2) Obama Administration's Politicization of Leaks
The front page of the New York Times (at least online!) leads with an article on Syria. More specifically, it also offers this inadvertent gem of a quote - 

''Officials said that... Mr. Obama indicated that a covert effort by the United States to arm and train Syrian rebels was beginning to yield results: the first 50-man cell of fighters, who have been trained by the C.I.A., was beginning to sneak into Syria.'' 

I'm sorry, but if the second paragraph of the lead story of the world's most prestigious newspaper prints something... it ain't covert. To me, this latest leak represents a broader failing on the part of the Administration - when it comes to leaks, they apply two sets of rules - one for military/civil servant leakers, another for themselves. In light of the President's recent rhetoric on the need for a legislative balance to the Executive, this leaking also represents an act of exceptional hypocrisy. The Administration is treating solemn state secrets as political footballs. Except... they're playing the role of both player and referee.

3) Putin's intransigence
The Russian Government is continuing to spout their spiel about how the US is lying etc. etc. To be honest, I don't really listen to the Putin-posse anymore. President Putin seems to have taken the worst elements of Russian history - the arrogance of the Romanovs, the paranoid authoritarianism of Stalin and the cartoonish corruption of Yeltsin... mixed them together and incorporated himself in their essence. He clearly has zero interest in serious dialogue with the United States. Until he does, President Obama should just ignore him. I mean that. The 'reset' has been a complete and unmitigated disaster.

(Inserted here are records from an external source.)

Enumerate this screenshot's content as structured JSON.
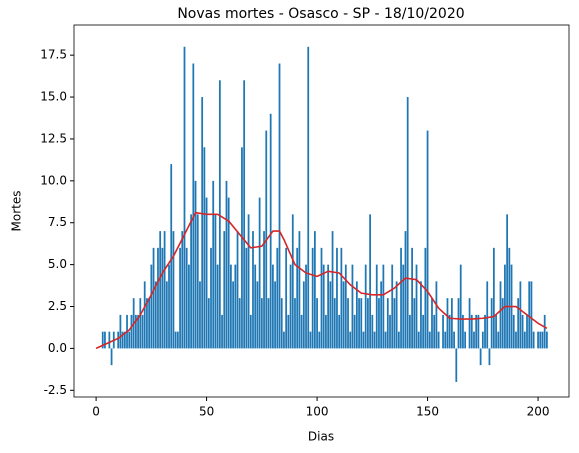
{
  "chart_data": {
    "type": "bar",
    "title": "Novas mortes - Osasco - SP - 18/10/2020",
    "x_label": "Dias",
    "y_label": "Mortes",
    "xlim": [
      -10,
      214
    ],
    "xticks": [
      0,
      50,
      100,
      150,
      200
    ],
    "ylim": [
      -2.9,
      19.3
    ],
    "yticks": [
      -2.5,
      {
        "value": 0,
        "label": "0.0"
      },
      2.5,
      {
        "value": 5,
        "label": "5.0"
      },
      7.5,
      {
        "value": 10,
        "label": "10.0"
      },
      12.5,
      {
        "value": 15,
        "label": "15.0"
      },
      17.5
    ],
    "series": [
      {
        "type": "bar",
        "color": "#1f77b4",
        "x": [
          0,
          1,
          2,
          3,
          4,
          5,
          6,
          7,
          8,
          9,
          10,
          11,
          12,
          13,
          14,
          15,
          16,
          17,
          18,
          19,
          20,
          21,
          22,
          23,
          24,
          25,
          26,
          27,
          28,
          29,
          30,
          31,
          32,
          33,
          34,
          35,
          36,
          37,
          38,
          39,
          40,
          41,
          42,
          43,
          44,
          45,
          46,
          47,
          48,
          49,
          50,
          51,
          52,
          53,
          54,
          55,
          56,
          57,
          58,
          59,
          60,
          61,
          62,
          63,
          64,
          65,
          66,
          67,
          68,
          69,
          70,
          71,
          72,
          73,
          74,
          75,
          76,
          77,
          78,
          79,
          80,
          81,
          82,
          83,
          84,
          85,
          86,
          87,
          88,
          89,
          90,
          91,
          92,
          93,
          94,
          95,
          96,
          97,
          98,
          99,
          100,
          101,
          102,
          103,
          104,
          105,
          106,
          107,
          108,
          109,
          110,
          111,
          112,
          113,
          114,
          115,
          116,
          117,
          118,
          119,
          120,
          121,
          122,
          123,
          124,
          125,
          126,
          127,
          128,
          129,
          130,
          131,
          132,
          133,
          134,
          135,
          136,
          137,
          138,
          139,
          140,
          141,
          142,
          143,
          144,
          145,
          146,
          147,
          148,
          149,
          150,
          151,
          152,
          153,
          154,
          155,
          156,
          157,
          158,
          159,
          160,
          161,
          162,
          163,
          164,
          165,
          166,
          167,
          168,
          169,
          170,
          171,
          172,
          173,
          174,
          175,
          176,
          177,
          178,
          179,
          180,
          181,
          182,
          183,
          184,
          185,
          186,
          187,
          188,
          189,
          190,
          191,
          192,
          193,
          194,
          195,
          196,
          197,
          198,
          199,
          200,
          201,
          202,
          203,
          204
        ],
        "values": [
          0,
          0,
          0,
          1,
          1,
          0,
          1,
          -1,
          1,
          0,
          1,
          2,
          1,
          1,
          2,
          1,
          2,
          3,
          2,
          2,
          3,
          2,
          4,
          3,
          3,
          5,
          6,
          4,
          6,
          7,
          6,
          7,
          4,
          5,
          11,
          7,
          1,
          1,
          6,
          7,
          18,
          6,
          5,
          8,
          17,
          10,
          8,
          4,
          15,
          12,
          9,
          3,
          6,
          10,
          8,
          5,
          16,
          2,
          7,
          10,
          9,
          5,
          4,
          5,
          7,
          3,
          12,
          16,
          6,
          8,
          2,
          7,
          5,
          4,
          9,
          3,
          7,
          13,
          3,
          14,
          5,
          4,
          6,
          17,
          3,
          1,
          6,
          2,
          5,
          8,
          3,
          6,
          7,
          2,
          4,
          5,
          18,
          1,
          6,
          7,
          3,
          1,
          6,
          5,
          2,
          5,
          4,
          7,
          3,
          6,
          2,
          6,
          4,
          5,
          3,
          1,
          5,
          2,
          4,
          3,
          3,
          1,
          5,
          3,
          8,
          2,
          1,
          5,
          3,
          4,
          5,
          1,
          3,
          2,
          5,
          3,
          4,
          1,
          6,
          5,
          7,
          15,
          2,
          6,
          3,
          5,
          1,
          4,
          2,
          6,
          13,
          1,
          3,
          2,
          4,
          1,
          0,
          2,
          1,
          3,
          2,
          3,
          1,
          -2,
          3,
          5,
          2,
          1,
          0,
          3,
          2,
          1,
          2,
          2,
          -1,
          1,
          2,
          4,
          -1,
          3,
          6,
          2,
          1,
          4,
          3,
          5,
          8,
          6,
          5,
          2,
          1,
          3,
          4,
          2,
          1,
          2,
          4,
          4,
          1,
          0,
          1,
          1,
          1,
          2,
          1
        ]
      },
      {
        "type": "line",
        "color": "#d62728",
        "x": [
          0,
          5,
          10,
          15,
          20,
          25,
          30,
          35,
          40,
          45,
          50,
          55,
          60,
          65,
          70,
          75,
          80,
          83,
          85,
          90,
          95,
          100,
          105,
          110,
          115,
          120,
          125,
          130,
          135,
          140,
          145,
          150,
          155,
          160,
          165,
          170,
          175,
          180,
          185,
          190,
          195,
          200,
          204
        ],
        "values": [
          0,
          0.3,
          0.6,
          1.1,
          2,
          3.2,
          4.5,
          5.5,
          6.8,
          8.1,
          8,
          8,
          7.6,
          6.8,
          6,
          6.1,
          7,
          7,
          6.5,
          5,
          4.5,
          4.3,
          4.6,
          4.5,
          3.8,
          3.3,
          3.2,
          3.2,
          3.6,
          4.2,
          4.1,
          3.4,
          2.4,
          1.8,
          1.75,
          1.75,
          1.8,
          1.9,
          2.5,
          2.5,
          2,
          1.5,
          1.2
        ]
      }
    ]
  }
}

4) Hagel, Kerry and Dempsey - Hill Testimony
The President's greatest assets are off to the Hill. Their job? To persuade a highly hesitant Congress to support military action against Assad. At least on Syria, this is the Obama A-team. Kerry has been the face of American resolve since Assad's massacre and Hagel has lead the US capability-orientation for a possible strike. But most important, when it comes to Martin Dempsey (Chairman of the Joint Chiefs), as I've argued before, the President has a military leader of the highest order. Incidentally, Dempsey also has another talent...

5) Foreign Reactions
As I argued in my Week column on Sunday, when it comes to America's evolving policy towards Assad, international actors are paying very close attention to DC politics. In this vein, it's unsurprising that we're seeing the following two noticeable developments:
  • Growing concern and doubt on the part of US allies in the region.
  • The Lebanese Hizballah mobilizing their defensive/offensive capabilities.
Finally, if this report (that the Administration is planning to reach out to Iran) is true, it would speak to a seriously delusional endeavor. Since 2003, the Iranian negotiating strategy has proved one thing above all else - whether Ahmadinejad or Rouhani, America cannot negotiate with Iran from a position of weakness.